Advertisement
KÜRESEL PİYASALAR ABONE OL

G-20 maliye bakanları bu hafta gerçekleştirdikleri zirvede, Fed’in faiz oranlarında yapacağı olası artırımlardan kaynaklanabilecek “negatif etkileri minimal hale getirmesi” yönünde değerlendirmelerde bulundular. Ancak 9 trilyon doları es geçtiler.

Söz konusu miktar, ABD dışında dolar cinsinden banka dışı kredi alanların borçlarını gösteriyor ve Bank for International Settlements’a göre bu miktar finansal kriz döneminden bu yana yüzde 50 yükseldi. ABD Merkez Bankası’nın (Fed) beklentilerle doğru orantılı olarak bu yıl faizlerde 2006’dan bu yana ilk artırımı gerçekleştirmesi, şirketler ve hükümetler için borçlanma maliyetlerinin artması ve dolardaki yükseliş ile birlikte hali hazırda zayıf olan küresel toparlanmaya yönelik riskleri artırabilir.

Dolar borcu, Fed tarafından yapılacak sıkılaştırmanın dünya ekonomisini nasıl dalgalandıracağına yönelik sadece bir örnek. Kanada ve Hong Kong’daki konut piyasalarından, Çin ve Türkiye’nin içine ve dışına sermaye akışlarına pek çok alanda etkilenecek. Ancak soru etkinin görülüp görülmeyeceği değil, etkinin ne kadar büyük olacağı ve nereyi en sert vuracağı ile ilgili.

New York’taki Standard & Poor’s baş ekonomisti Paul Sheard, “Likidite koşulları küresel olarak sıkılaşmaya başlayacak. Gelişen piyasalar oyundaki tek aktör olmayacak. ABD ekonomisinin daha güçlü şekilde büyümesi, ayrıcı daha yüksek faiz oranları sunması ve sermaye üzerindeki getiri ile dünya genelinde yeni yatırım fırsatları için yarışılacak” dedi.

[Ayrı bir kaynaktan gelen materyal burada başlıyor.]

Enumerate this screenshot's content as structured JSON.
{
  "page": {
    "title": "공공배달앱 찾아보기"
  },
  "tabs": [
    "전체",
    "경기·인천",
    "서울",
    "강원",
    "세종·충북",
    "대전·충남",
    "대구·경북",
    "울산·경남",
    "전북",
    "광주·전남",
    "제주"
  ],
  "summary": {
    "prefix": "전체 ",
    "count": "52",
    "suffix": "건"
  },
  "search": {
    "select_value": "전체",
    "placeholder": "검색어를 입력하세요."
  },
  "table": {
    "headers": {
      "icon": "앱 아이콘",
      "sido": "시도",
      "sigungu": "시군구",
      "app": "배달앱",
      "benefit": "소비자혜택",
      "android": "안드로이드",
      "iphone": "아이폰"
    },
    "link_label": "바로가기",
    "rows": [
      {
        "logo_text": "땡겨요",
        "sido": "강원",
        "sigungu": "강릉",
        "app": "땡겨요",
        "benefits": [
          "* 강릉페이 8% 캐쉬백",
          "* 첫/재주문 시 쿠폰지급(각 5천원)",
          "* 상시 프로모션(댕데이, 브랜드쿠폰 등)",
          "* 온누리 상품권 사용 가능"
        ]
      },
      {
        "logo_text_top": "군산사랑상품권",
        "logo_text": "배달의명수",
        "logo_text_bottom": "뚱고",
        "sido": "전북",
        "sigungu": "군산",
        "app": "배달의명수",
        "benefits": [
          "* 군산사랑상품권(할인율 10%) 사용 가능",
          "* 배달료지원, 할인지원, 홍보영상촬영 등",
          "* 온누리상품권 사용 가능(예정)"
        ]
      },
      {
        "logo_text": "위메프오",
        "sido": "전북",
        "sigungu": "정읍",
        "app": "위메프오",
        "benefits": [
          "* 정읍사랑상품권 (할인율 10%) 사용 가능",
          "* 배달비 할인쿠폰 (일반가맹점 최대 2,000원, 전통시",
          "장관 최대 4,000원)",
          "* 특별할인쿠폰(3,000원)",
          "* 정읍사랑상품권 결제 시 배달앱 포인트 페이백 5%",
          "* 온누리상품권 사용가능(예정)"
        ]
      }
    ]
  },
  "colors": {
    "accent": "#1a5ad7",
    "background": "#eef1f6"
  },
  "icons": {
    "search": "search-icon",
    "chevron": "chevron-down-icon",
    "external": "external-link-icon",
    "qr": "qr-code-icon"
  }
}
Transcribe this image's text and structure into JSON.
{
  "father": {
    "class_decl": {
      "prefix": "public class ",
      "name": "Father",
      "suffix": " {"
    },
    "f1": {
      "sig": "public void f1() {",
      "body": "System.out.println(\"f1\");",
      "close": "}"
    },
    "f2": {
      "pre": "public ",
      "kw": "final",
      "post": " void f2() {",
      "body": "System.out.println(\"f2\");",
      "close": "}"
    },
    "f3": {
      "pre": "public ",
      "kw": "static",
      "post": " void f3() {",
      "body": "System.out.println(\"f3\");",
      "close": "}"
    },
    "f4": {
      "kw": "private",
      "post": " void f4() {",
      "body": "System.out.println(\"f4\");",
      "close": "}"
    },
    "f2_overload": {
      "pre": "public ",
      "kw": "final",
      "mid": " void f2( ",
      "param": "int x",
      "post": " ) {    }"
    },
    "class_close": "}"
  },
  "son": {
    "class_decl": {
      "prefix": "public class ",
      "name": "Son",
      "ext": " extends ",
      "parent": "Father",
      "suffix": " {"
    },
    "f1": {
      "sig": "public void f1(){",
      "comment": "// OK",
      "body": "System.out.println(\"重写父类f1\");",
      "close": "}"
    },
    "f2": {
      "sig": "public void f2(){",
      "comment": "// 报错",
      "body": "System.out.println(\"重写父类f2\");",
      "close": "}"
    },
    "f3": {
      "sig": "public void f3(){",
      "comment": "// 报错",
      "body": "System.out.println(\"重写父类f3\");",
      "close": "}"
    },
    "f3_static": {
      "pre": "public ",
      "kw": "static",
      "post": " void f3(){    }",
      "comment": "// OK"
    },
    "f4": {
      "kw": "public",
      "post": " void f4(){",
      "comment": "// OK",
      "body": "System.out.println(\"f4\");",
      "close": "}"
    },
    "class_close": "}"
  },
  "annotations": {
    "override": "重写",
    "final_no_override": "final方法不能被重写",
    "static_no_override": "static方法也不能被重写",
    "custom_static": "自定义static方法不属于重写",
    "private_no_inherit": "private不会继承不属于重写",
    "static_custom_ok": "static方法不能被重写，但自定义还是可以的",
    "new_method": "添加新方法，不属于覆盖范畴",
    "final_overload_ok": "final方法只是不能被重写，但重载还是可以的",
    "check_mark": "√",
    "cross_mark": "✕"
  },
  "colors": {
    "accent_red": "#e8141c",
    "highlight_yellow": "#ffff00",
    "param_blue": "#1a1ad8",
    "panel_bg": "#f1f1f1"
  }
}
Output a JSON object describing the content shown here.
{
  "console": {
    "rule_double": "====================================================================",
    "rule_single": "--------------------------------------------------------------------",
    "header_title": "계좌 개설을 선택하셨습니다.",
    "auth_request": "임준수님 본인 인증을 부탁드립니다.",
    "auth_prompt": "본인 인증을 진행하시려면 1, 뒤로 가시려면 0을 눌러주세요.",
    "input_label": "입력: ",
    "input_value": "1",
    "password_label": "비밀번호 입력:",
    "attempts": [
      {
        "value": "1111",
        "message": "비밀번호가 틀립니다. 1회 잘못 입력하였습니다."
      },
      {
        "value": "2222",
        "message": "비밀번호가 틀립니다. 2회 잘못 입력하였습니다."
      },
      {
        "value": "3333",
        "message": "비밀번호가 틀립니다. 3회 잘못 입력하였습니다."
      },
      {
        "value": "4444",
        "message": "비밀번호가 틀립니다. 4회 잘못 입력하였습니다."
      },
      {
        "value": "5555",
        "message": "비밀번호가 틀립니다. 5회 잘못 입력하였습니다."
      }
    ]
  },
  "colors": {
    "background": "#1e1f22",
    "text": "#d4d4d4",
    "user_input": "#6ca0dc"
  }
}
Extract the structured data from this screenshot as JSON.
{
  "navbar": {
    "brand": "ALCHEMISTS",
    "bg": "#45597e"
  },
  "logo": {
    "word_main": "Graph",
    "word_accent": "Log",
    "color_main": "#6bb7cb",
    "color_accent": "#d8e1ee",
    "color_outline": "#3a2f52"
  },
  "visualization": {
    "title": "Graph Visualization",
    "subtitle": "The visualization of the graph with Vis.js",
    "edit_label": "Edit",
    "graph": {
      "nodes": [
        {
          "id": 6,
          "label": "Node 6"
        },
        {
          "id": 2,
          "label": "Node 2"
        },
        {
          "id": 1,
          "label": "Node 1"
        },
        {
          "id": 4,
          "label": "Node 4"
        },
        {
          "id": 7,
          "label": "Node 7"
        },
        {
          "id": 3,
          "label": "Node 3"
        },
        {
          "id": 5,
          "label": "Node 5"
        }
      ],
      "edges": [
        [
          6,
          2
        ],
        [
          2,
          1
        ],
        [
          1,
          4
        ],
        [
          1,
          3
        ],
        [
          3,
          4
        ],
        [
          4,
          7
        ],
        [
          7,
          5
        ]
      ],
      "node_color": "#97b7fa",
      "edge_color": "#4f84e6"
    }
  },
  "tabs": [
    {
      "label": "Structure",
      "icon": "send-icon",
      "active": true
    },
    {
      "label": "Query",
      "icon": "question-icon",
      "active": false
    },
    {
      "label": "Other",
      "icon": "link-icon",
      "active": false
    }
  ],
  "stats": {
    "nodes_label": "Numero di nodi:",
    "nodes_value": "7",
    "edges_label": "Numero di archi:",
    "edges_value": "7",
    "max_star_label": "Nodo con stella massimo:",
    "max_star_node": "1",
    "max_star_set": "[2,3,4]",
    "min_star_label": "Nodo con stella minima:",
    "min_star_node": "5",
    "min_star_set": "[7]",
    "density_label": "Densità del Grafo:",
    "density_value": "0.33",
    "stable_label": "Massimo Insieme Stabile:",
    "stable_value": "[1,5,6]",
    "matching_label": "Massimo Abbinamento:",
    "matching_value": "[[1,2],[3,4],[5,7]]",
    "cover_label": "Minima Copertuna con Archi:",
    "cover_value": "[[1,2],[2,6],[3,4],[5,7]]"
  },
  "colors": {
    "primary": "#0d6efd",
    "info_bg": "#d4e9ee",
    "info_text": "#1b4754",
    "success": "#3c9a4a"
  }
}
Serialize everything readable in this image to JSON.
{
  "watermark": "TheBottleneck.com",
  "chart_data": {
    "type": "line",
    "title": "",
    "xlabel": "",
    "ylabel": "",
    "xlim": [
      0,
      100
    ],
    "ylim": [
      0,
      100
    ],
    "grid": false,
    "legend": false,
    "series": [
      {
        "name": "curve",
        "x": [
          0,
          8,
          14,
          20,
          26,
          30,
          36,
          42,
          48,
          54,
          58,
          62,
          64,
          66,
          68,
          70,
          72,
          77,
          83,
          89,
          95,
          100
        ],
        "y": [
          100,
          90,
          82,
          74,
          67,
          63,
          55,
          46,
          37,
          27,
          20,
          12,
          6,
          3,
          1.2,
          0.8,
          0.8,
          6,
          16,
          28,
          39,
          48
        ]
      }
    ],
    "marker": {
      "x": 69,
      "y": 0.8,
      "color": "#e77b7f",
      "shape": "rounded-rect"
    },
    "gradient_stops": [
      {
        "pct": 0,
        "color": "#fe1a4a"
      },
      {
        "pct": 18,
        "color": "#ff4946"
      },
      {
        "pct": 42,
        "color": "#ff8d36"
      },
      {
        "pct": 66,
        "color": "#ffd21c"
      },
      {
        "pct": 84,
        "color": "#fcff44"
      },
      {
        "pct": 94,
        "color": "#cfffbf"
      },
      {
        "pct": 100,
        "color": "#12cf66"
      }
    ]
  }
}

Fed’in sıkılaştırmaya başlaması, Avrupa Merkez Bankası’nın (AMB) ülke tahvili satın alımı yapması ve Japonya’nın rekor seviyedeki teşviki genişletmesi ile doların yükselişi sürdürmesi bekleniyor. New York’taki JPMorgan Chase & Co.’nun kıdemli ekonomistlerinden Joseph Lupton, “Güçlü dolar, Fed’in sıkı politikası etkilerinin dünya genelinde hissedilmesinin ana kanalı olacak. Avrupa ve Japonya gibi gelişmiş ekonomiler için güçlü dolar bence pozitif olacak. Çünkü para birimleri aşağı yöneliyor ve bu ekonomilerini destekliyor. Gelişen piyasalar için ise biraz daha farklı bir durum söz konusu çünkü zincirleme bir etki yaratabilir. Volatilite para birimlerinde aşağı yönlü baskı yaparken bunun enflasyondaki yansımaları arzu edilemeyebilir” dedi.